Probing the Extragalactic Cosmic Rays origin with gamma-ray and neutrino backgrounds

TL;DR

This paper investigates the origins of extragalactic ultra-high-energy cosmic rays by analyzing gamma-ray and neutrino backgrounds, using recent Fermi-LAT and IceCube data to constrain source models and cosmological evolution.

Contribution

It provides a comprehensive analysis linking gamma-ray and neutrino observations to UHECR source characteristics, supporting a mixed-composition scenario consistent with multiple datasets.

Findings

Mixed-composition UHECR scenario aligns with Fermi-LAT and IceCube data.
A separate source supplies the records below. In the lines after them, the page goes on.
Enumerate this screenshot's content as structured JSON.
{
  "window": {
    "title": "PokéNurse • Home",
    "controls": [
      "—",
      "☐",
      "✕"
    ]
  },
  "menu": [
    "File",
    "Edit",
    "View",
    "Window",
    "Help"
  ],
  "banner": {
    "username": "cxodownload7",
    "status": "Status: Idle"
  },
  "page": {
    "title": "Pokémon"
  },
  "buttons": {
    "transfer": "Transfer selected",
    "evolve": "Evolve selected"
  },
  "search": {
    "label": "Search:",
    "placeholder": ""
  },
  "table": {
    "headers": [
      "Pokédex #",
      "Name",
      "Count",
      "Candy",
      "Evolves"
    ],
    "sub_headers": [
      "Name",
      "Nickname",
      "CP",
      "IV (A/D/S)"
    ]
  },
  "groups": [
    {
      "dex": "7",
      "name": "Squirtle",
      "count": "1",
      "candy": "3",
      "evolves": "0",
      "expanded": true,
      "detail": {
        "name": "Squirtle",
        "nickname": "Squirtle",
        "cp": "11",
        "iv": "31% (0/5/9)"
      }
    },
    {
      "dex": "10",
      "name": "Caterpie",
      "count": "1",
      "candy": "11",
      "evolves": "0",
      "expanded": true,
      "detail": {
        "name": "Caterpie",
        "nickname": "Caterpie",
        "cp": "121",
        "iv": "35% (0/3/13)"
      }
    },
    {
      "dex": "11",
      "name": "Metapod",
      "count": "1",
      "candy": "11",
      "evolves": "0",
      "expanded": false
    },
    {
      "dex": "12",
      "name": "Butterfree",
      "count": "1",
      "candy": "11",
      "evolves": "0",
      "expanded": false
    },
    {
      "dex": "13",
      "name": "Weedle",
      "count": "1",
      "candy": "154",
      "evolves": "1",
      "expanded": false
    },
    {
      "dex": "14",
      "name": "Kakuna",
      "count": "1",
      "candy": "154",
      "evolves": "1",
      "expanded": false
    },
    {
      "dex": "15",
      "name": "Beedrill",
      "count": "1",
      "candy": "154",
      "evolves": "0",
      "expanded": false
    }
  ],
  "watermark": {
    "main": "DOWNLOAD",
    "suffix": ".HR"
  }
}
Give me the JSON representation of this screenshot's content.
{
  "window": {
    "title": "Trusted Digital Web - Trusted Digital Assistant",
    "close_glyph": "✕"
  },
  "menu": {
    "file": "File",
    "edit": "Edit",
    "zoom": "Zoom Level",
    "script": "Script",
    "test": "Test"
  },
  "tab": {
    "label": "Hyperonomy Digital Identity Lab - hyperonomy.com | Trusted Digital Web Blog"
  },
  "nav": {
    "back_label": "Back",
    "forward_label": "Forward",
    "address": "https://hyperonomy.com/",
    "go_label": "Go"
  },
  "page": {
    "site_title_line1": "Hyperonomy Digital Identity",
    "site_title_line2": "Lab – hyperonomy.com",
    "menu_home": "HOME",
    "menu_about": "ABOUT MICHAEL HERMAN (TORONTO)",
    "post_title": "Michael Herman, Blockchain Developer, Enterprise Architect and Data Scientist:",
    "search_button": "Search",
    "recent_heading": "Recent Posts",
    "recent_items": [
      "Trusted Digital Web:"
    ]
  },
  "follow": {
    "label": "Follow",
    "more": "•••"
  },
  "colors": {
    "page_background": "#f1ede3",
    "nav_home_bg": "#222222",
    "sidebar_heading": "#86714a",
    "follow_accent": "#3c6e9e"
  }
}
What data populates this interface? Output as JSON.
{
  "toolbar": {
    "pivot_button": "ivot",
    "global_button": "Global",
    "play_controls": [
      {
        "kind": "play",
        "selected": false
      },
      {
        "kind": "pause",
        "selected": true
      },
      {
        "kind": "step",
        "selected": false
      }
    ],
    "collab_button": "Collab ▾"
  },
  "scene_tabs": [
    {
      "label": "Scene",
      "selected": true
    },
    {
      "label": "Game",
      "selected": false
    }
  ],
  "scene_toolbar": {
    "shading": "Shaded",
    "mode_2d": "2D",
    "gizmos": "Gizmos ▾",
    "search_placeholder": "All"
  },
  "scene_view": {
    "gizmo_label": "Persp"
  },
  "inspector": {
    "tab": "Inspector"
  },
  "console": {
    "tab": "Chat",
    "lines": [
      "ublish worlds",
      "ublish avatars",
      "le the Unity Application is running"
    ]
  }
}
Constraints on UHECR source evolution derived from gamma-ray and neutrino fluxes.

Cosmogenic gamma-ray and neutrino flux calculations support the mixed-composition model.

Abstract

GeV-TeV gamma-ray and PeV-EeV neutrino backgrounds provide a unique window on the nature of the ultra-high-energy cosmic-rays (UHECRs). We discuss the implications of the recent Fermi-LAT data regarding the extragalactic gamma-ray background (EGB) and related estimates of the contribution of point sources as well as IceCube neutrino data on the origin of the UHECRs. We calculate the diffuse flux of cosmogenic $\gamma$-rays and neutrinos produced during the UHECRs propagation and derive constraints on the possible cosmological evolution of UHECR sources. In particular, we show that the mixed-composition scenario which is in agreement with both (i) Auger measurements of the energy spectrum and composition up to the highest energies and (ii) the ankle-like feature in the light component detected by KASCADE-Grande, is compatible with both the Fermi-LAT measurements and with current IceCube limits.